In coming weeks Europe will be more vulnerable to the decisions of the rating agencies than it has ever been, as the EU tries to put together a new bailout of Greece that for the first time would include a contribution by private investors in the form of a rollover of Greek debt.

The agencies’ evaluation of the rollover will help to determine whether the European Central Bank supports it and whether financial markets respond positively to the bailout.

So far, rating agency analysts have taken a hard line, saying they would probably classify a rollover as a default even if it were presented as voluntary, since it would involve an element of coercion: to some degree, bond holders would be taking part because they feared the consequences of not doing so.

That poses a major problem because ECB President Jean-Claude Trichet has insisted the central bank will not endorse any solution that involves a default.

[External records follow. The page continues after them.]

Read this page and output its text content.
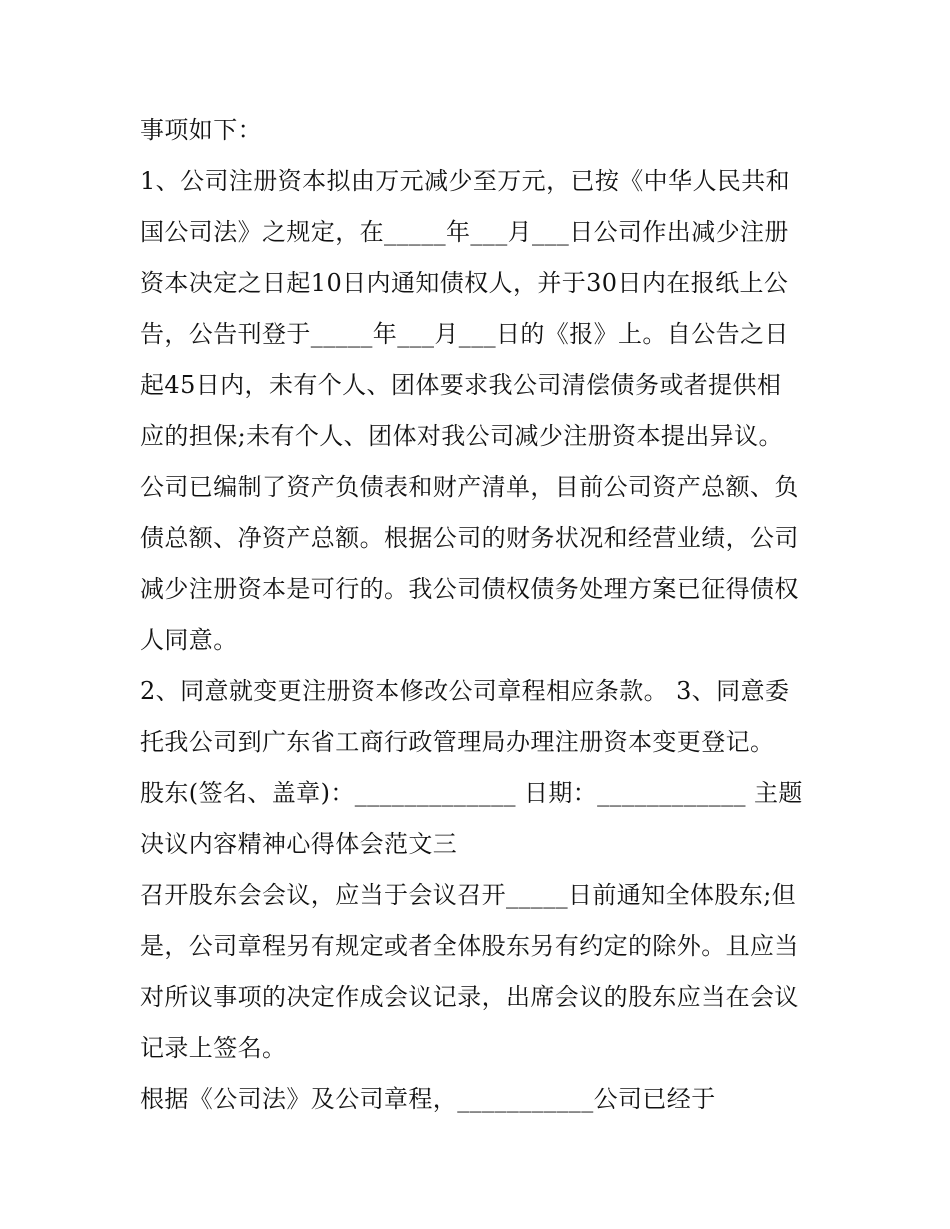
事项如下：
1、公司注册资本拟由万元减少至万元，已按《中华人民共和
国公司法》之规定，在_____年___月___日公司作出减少注册
资本决定之日起10日内通知债权人，并于30日内在报纸上公
告，公告刊登于_____年___月___日的《报》上。自公告之日
起45日内，未有个人、团体要求我公司清偿债务或者提供相
应的担保;未有个人、团体对我公司减少注册资本提出异议。
公司已编制了资产负债表和财产清单，目前公司资产总额、负
债总额、净资产总额。根据公司的财务状况和经营业绩，公司
减少注册资本是可行的。我公司债权债务处理方案已征得债权
人同意。
2、同意就变更注册资本修改公司章程相应条款。 3、同意委
托我公司到广东省工商行政管理局办理注册资本变更登记。
股东(签名、盖章)：_____________ 日期：____________ 主题
决议内容精神心得体会范文三
召开股东会会议，应当于会议召开_____日前通知全体股东;但
是，公司章程另有规定或者全体股东另有约定的除外。且应当
对所议事项的决定作成会议记录，出席会议的股东应当在会议
记录上签名。
根据《公司法》及公司章程，___________公司已经于
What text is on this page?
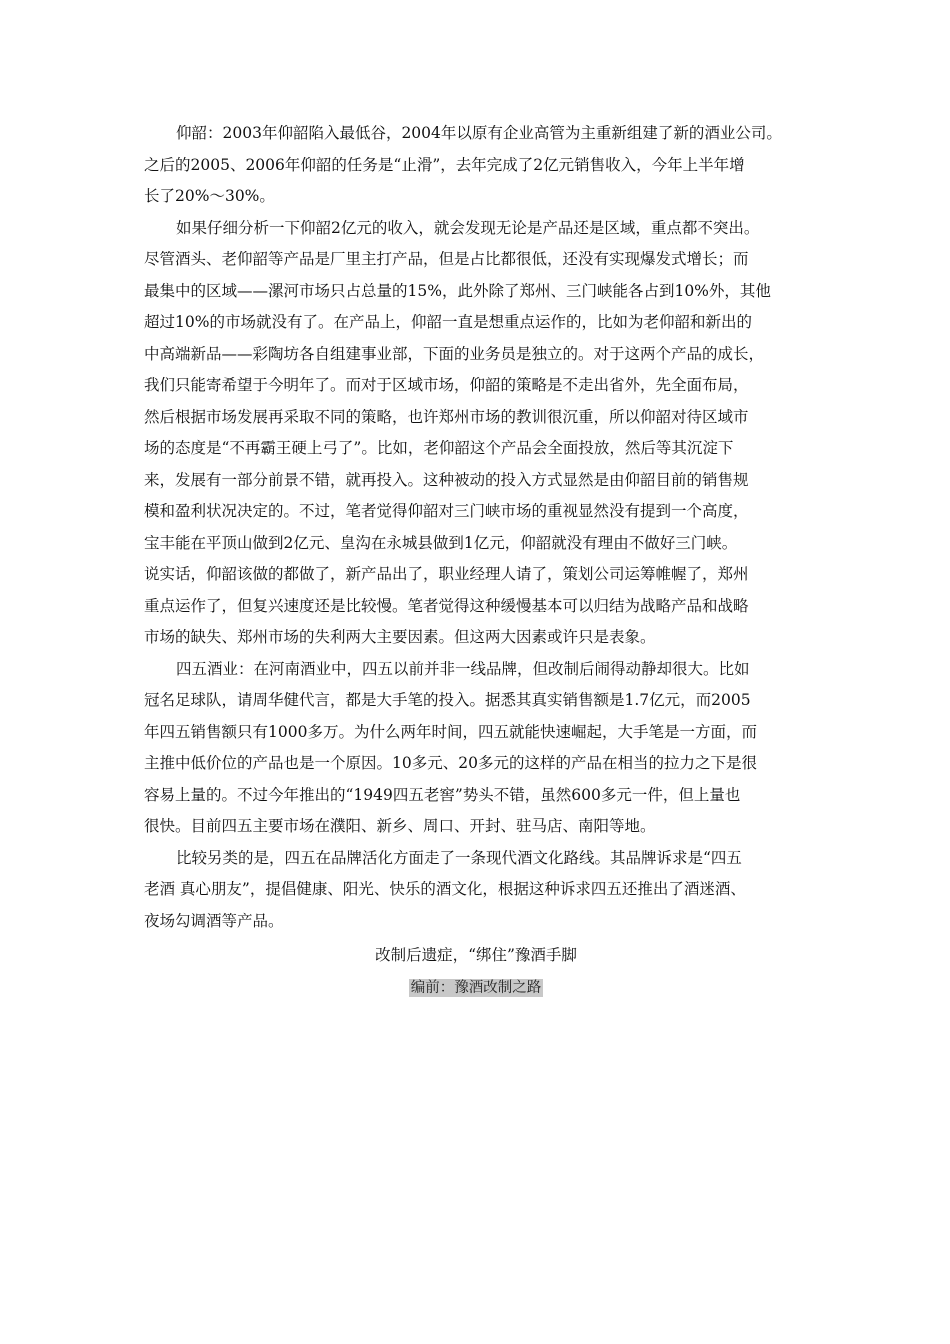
仰韶：2003年仰韶陷入最低谷，2004年以原有企业高管为主重新组建了新的酒业公司。
之后的2005、2006年仰韶的任务是“止滑”，去年完成了2亿元销售收入，今年上半年增
长了20%～30%。
如果仔细分析一下仰韶2亿元的收入，就会发现无论是产品还是区域，重点都不突出。
尽管酒头、老仰韶等产品是厂里主打产品，但是占比都很低，还没有实现爆发式增长；而
最集中的区域——漯河市场只占总量的15%，此外除了郑州、三门峡能各占到10%外，其他
超过10%的市场就没有了。在产品上，仰韶一直是想重点运作的，比如为老仰韶和新出的
中高端新品——彩陶坊各自组建事业部，下面的业务员是独立的。对于这两个产品的成长，
我们只能寄希望于今明年了。而对于区域市场，仰韶的策略是不走出省外，先全面布局，
然后根据市场发展再采取不同的策略，也许郑州市场的教训很沉重，所以仰韶对待区域市
场的态度是“不再霸王硬上弓了”。比如，老仰韶这个产品会全面投放，然后等其沉淀下
来，发展有一部分前景不错，就再投入。这种被动的投入方式显然是由仰韶目前的销售规
模和盈利状况决定的。不过，笔者觉得仰韶对三门峡市场的重视显然没有提到一个高度，
宝丰能在平顶山做到2亿元、皇沟在永城县做到1亿元，仰韶就没有理由不做好三门峡。
说实话，仰韶该做的都做了，新产品出了，职业经理人请了，策划公司运筹帷幄了，郑州
重点运作了，但复兴速度还是比较慢。笔者觉得这种缓慢基本可以归结为战略产品和战略
市场的缺失、郑州市场的失利两大主要因素。但这两大因素或许只是表象。
四五酒业：在河南酒业中，四五以前并非一线品牌，但改制后闹得动静却很大。比如
冠名足球队，请周华健代言，都是大手笔的投入。据悉其真实销售额是1.7亿元，而2005
年四五销售额只有1000多万。为什么两年时间，四五就能快速崛起，大手笔是一方面，而
主推中低价位的产品也是一个原因。10多元、20多元的这样的产品在相当的拉力之下是很
容易上量的。不过今年推出的“1949四五老窖”势头不错，虽然600多元一件，但上量也
很快。目前四五主要市场在濮阳、新乡、周口、开封、驻马店、南阳等地。
比较另类的是，四五在品牌活化方面走了一条现代酒文化路线。其品牌诉求是“四五
老酒 真心朋友”，提倡健康、阳光、快乐的酒文化，根据这种诉求四五还推出了酒迷酒、
夜场勾调酒等产品。
改制后遗症，“绑住”豫酒手脚
编前：豫酒改制之路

In the end, some EU officials believe, the problem may be solved with a mild form of rollover: perhaps a commitment by private investors to buy new Greek bonds when existing ones matured. Under this scenario, the agencies would not declare Greece in full default but only in “selective” or “restricted” default, and they would lift this status after a brief period, minimising any negative impact on markets.

Before they commit themselves to such a scenario, however, EU officials will want to have an understanding that the rating agencies will go along with it. It is not clear whether that would be forthcoming.

Wolf Klinz, a German member of the European Parliament who wrote a report on reforming the ratings sector, predicts that addressing the flaws in the system will take up to three years. By that time, the fate of Greece may have been decided.